De fato, o orkut é uma boa ferramenta para enxergar as mudanças que ocorrem em nossas vidas. Mas não são as situações que mudam, e sim as pessoas. E não adianta culpar o tempo por isso. Infelizmente, olhando para trás nós percebemos quantas pessoas queridas ficaram pelo caminho. Quero dizer, queridas por nós – mas é impossível saber se a recíproca foi algum dia verdadeira.
Muitos encaram a mudança na personalidade de alguém como algo “natural”. O grande problema nisso é que nós, enquanto seres humanos, somos únicos e reagimos a cada situação de uma maneira especialmente distinta. Sendo honesta, eu não sou muito aberta a mudanças nesse sentido. Para mim parece impossível eu ter tantas coisas em comum com alguém em determinado momento, e anos depois sermos completos estranhos um para o outro. Quantos “amigos” eu tive, que hoje me parecem simplesmente irreconhecíveis... Tempo? Conversa! Se a gente não muda, o tempo passado pouco importa. Alguma coisa ‘a mais’ aconteceu. Alguma palavra foi falsa ou, para dizer o mínimo, exagerada.
Mudanças físicas, ou até mesmo de gosto, são naturais e não há nada a se fazer senão aceitar. Porém, mudanças de caráter são mais difíceis de se tolerar. É aí que a amizade se transforma, ou até mesmo termina.

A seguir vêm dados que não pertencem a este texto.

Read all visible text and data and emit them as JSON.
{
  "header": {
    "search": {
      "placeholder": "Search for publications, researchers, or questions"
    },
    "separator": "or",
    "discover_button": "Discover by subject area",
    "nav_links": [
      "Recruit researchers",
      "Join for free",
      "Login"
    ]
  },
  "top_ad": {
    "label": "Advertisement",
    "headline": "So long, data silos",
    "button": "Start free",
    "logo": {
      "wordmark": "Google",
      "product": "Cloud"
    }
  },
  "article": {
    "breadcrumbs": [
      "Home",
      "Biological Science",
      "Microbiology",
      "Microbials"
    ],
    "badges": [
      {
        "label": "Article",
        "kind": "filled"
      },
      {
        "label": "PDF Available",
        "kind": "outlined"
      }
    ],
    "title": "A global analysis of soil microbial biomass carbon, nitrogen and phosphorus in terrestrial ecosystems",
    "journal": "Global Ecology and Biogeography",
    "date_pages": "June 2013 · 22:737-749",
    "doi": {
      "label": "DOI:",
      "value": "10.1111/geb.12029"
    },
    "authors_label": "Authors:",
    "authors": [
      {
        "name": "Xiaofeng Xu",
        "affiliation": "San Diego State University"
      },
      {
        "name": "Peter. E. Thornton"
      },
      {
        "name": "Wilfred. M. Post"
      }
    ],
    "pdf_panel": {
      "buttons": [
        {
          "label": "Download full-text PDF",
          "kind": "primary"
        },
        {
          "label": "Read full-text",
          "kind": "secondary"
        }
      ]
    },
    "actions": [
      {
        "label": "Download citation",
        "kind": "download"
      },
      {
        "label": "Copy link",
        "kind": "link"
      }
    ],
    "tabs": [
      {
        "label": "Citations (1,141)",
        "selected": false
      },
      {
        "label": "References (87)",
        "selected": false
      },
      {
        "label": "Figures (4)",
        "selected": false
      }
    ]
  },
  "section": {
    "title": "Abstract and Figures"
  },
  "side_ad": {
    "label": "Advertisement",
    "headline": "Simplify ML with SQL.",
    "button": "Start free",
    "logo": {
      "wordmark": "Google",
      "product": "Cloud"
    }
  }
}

A falta de contato nada influencia, se os egos ainda combinarem. É possível ficar anos sem falar com um amigo (por ‘n’ motivos que a vida pode te contar melhor), e, num reencontro ao acaso, a amizade mostrar-se-á (ui!) presente como se tivessem passado todos os dias das suas vidas juntos.
A dupla Tsubaki e Sumire sentou-se no relógio e assistiu de camarote à metamorfose de algumas das pessoas que elas gostavam ou julgavam importantes. Acredito que existam outros que, como elas, apenas observam as mudanças alheias e muitas vezes se afetam por isso. Mas procure não sofrer tanto, caro leitor. Não há nada mais gostoso que olhar fotos antigas, ver como você era estranho, engraçado ou desengonçado, dar graças a Deus por ter melhorado, mas, no fim das contas, perceber que, frente a frente com o espelho, a sua essência permanece única - e imutável.